On December 6, 2020, Jay Jay, a three-year-old Chihuahua, found a block of rat poison and ate it. The rat poison contained high levels of Vitamin D, also known as cholecalciferol. Knowing how dangerous rat poison is, Jay Jay’s pet parents called the APCC and were instructed to take Jay Jay into a veterinary clinic immediately.
After arriving at the veterinary hospital, Jay Jay was given a medication to make him vomit, but several hours had already passed since he ate the rat poison and only dog food was found in his vomit. Jay Jay was then given a dose of activated charcoal and placed on a medication to help bind the Vitamin D in his system. He went home with his pet parents that same night and they were instructed to bring him back once a day for the next four days to check his bloodwork.
Jay Jay did great at home, taking his medication and acting like his normal happy self. His bloodwork remained normal. Life was good.
But three days after he ate the rat poison, his bloodwork suddenly showed severe elevations in his calcium and his phosphorus levels. This was very concerning because when both calcium and phosphorus levels are high in the body, they will cause mineralization in the kidneys, eventually leading to kidney failure.
Jay Jay was admitted into the hospital for treatment with IV fluids, a low calcium diet and medications to help bring down the dangerous calcium and phosphorus levels. Jay Jay then spent the next six months in and out of the hospital as his calcium and phosphorus levels went up and down. One of the bad things about Vitamin D is that it will stay in the body for weeks to months, so treatment is long and expensive.
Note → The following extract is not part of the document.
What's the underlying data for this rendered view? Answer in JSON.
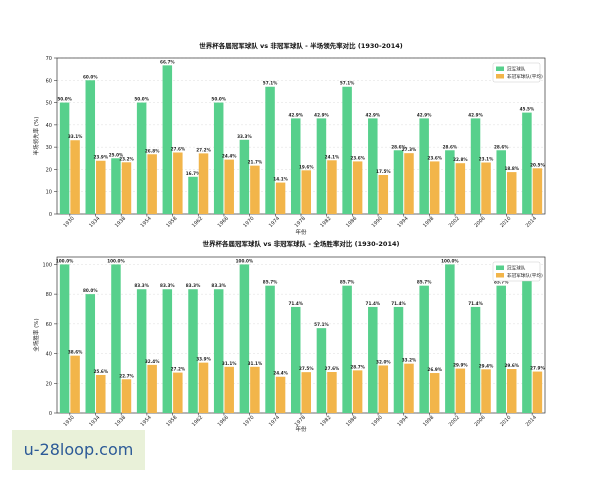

Through all of this, Jay Jay’s pet parents and veterinary team never gave up. After months in the hospital, Jay Jay’s pet parents learned how to give him subcutaneous fluids at home twice a day to keep vet bills low, something only recommended by vets in specific instances. Jay Jay’s veterinarians consulted with APCC veterinarians regularly during the course of his treatment, calling a total of 49 times, to ensure they were giving him the best care possible.
Finally, in June, Jay Jay went in for his last bloodwork recheck and was sent home in style, receiving a “clap out” from the veterinary staff who had taken care of him over the last six months. Veterinary medicine can be a hard field to work in, but cases like Jay Jay’s make the difficult days a little easier.
There are several different types of rat poison, all requiring different treatments, so its important to save the packaging of any rat poison you have. Most cases of rat poison ingestion are not as complicated or drawn out as Jay Jay’s, but early intervention is important. Many rat poisons do not cause signs right away, sometimes not for several days, and waiting for signs to develop could mean waiting until it’s too late to treat them effectively. If your pet gets into rat poison, contact APCC right away.